Study

Does managed coastal realignment create saltmarshes with ‘equivalent biological characteristics’ to natural reference sites?

  • Published source details Mossman H.L., Davy A.J. & Grant A. (2012) Does managed coastal realignment create saltmarshes with ‘equivalent biological characteristics’ to natural reference sites?. Journal of Applied Ecology, 49, 1446-1456.

Actions

This study is summarised as evidence for the following.

Action Category

Facilitate tidal exchange to restore/create brackish/salt marshes from other land uses

Action Link
Marsh and Swamp Conservation
  1. Facilitate tidal exchange to restore/create brackish/salt marshes from other land uses

    A replicated, site comparison study in 2004–2010 of 52 salt marshes in England, UK (Mossman et al. 2012) reported that restored marshes (deliberately exposed to tidal influx) were colonized by salt-tolerant plants within one year, but found that they had a different plant community with lower diversity and cover than natural salt marshes. After 1–14 years, restored marshes contained 21–80% of all salt-tolerant plant species recorded in the study (vs 27–77% in natural marshes; statistical significance not assessed). However, the overall composition of the plant community significantly differed between restored and natural marshes (data reported as a graphical analysis). Plant diversity was also lower in quadrats from restored marshes (data reported as a diversity index). In three of three comparisons, restored marshes had lower overall vegetation cover (53–83%) than natural marshes (84–98%).
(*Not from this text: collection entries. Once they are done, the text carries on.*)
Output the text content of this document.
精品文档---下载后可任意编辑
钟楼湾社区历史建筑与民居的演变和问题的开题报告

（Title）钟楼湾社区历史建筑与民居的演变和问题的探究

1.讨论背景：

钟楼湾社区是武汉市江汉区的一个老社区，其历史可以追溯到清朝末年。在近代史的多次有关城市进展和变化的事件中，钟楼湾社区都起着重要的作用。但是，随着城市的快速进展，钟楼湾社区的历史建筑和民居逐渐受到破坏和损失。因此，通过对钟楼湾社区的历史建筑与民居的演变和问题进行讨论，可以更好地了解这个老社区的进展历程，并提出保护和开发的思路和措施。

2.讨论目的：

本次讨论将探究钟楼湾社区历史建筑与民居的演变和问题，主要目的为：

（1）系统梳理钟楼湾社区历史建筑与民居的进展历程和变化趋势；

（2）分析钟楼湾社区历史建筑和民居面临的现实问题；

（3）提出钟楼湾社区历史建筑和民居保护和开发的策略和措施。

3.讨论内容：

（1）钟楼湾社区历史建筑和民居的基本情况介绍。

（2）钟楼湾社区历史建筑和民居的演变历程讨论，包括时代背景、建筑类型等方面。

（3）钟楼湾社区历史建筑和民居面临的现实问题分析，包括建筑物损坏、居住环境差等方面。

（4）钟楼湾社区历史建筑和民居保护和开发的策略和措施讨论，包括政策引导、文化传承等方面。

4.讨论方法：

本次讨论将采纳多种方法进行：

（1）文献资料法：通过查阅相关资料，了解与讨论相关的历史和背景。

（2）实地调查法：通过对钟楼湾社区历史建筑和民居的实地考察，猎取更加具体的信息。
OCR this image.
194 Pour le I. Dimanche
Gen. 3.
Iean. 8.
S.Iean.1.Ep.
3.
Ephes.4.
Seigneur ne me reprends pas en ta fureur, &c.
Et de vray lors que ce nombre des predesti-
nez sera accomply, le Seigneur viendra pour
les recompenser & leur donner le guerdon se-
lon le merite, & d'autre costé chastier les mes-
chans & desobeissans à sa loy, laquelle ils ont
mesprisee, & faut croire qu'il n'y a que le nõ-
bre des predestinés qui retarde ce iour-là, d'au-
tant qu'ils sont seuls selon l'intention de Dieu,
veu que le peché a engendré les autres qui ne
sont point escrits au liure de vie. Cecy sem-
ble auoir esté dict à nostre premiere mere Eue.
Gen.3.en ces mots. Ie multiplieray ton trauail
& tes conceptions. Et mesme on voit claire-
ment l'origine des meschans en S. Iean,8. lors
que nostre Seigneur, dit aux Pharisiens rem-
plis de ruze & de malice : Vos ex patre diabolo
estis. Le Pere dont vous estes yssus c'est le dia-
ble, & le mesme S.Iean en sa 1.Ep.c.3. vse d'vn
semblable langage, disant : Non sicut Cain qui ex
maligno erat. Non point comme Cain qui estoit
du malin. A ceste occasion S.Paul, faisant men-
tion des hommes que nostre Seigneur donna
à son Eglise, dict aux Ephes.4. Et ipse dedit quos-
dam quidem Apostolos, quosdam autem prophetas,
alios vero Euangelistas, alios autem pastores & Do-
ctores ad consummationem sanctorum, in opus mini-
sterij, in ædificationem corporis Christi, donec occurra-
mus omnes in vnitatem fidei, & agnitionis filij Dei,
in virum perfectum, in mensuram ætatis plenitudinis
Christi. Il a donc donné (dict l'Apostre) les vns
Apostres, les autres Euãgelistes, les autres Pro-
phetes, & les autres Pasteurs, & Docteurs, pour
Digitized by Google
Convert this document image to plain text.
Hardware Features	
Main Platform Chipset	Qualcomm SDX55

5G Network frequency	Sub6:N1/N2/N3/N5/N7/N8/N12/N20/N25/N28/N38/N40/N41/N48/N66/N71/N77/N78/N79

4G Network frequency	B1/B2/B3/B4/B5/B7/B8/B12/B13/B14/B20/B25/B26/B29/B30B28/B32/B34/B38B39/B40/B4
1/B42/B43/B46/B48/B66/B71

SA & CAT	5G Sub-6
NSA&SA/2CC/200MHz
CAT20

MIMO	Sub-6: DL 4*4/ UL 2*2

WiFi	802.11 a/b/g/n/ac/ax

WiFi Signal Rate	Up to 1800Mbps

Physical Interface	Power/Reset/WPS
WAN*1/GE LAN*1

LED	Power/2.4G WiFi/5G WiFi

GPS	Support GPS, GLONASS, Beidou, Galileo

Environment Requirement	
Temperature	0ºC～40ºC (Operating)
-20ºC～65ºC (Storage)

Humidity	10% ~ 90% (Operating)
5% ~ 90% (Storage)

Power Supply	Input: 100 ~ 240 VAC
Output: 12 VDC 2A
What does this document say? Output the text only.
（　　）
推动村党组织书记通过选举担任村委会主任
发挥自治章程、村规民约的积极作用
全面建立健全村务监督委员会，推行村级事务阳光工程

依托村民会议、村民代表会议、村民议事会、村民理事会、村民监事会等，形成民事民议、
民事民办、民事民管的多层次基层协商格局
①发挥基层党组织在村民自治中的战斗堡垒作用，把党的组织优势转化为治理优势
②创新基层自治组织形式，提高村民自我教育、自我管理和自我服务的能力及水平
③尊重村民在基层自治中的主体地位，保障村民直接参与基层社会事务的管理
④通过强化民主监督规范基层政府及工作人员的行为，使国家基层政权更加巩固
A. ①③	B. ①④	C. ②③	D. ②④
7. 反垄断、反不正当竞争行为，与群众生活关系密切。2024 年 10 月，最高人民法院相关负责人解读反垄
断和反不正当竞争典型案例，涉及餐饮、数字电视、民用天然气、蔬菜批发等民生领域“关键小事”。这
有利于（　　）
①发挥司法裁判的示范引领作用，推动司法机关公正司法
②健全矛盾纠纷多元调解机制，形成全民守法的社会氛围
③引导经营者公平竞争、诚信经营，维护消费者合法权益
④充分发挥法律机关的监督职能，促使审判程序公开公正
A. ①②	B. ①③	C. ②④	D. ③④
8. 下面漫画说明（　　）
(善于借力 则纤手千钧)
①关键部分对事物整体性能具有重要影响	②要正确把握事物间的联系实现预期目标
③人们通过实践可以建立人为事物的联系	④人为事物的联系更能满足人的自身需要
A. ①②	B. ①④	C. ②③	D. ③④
Restored marshes had significantly lower cover of Atriplex portulacoides in three of three comparisons (restored: 7–9%; natural: 17–21%) and significantly greater cover of glasswort Salicornia europaea in two of three comparisons (for which restored: 12–21%; natural: 5–12%), but similar cover of saltmarsh grass Puccinellia maritima in two of three comparisons (for which restored: 23–32%; natural: 29–31%; see original paper for full cover data). Methods: In summer–autumn 2004–2010, vegetation was surveyed in 52 salt marshes: 18 marshes restored from agricultural land 1–14 years previously by deliberately breaching sea walls, and 34 nearby natural marshes. Cover of all vascular plant species, and bare ground, were estimated in at least fifty 0.25-m2 quadrats/marsh (along transects perpendicular to shoreline). Species within 20 m of transects were also noted. This study included the sites studied in (1), (7) and (8).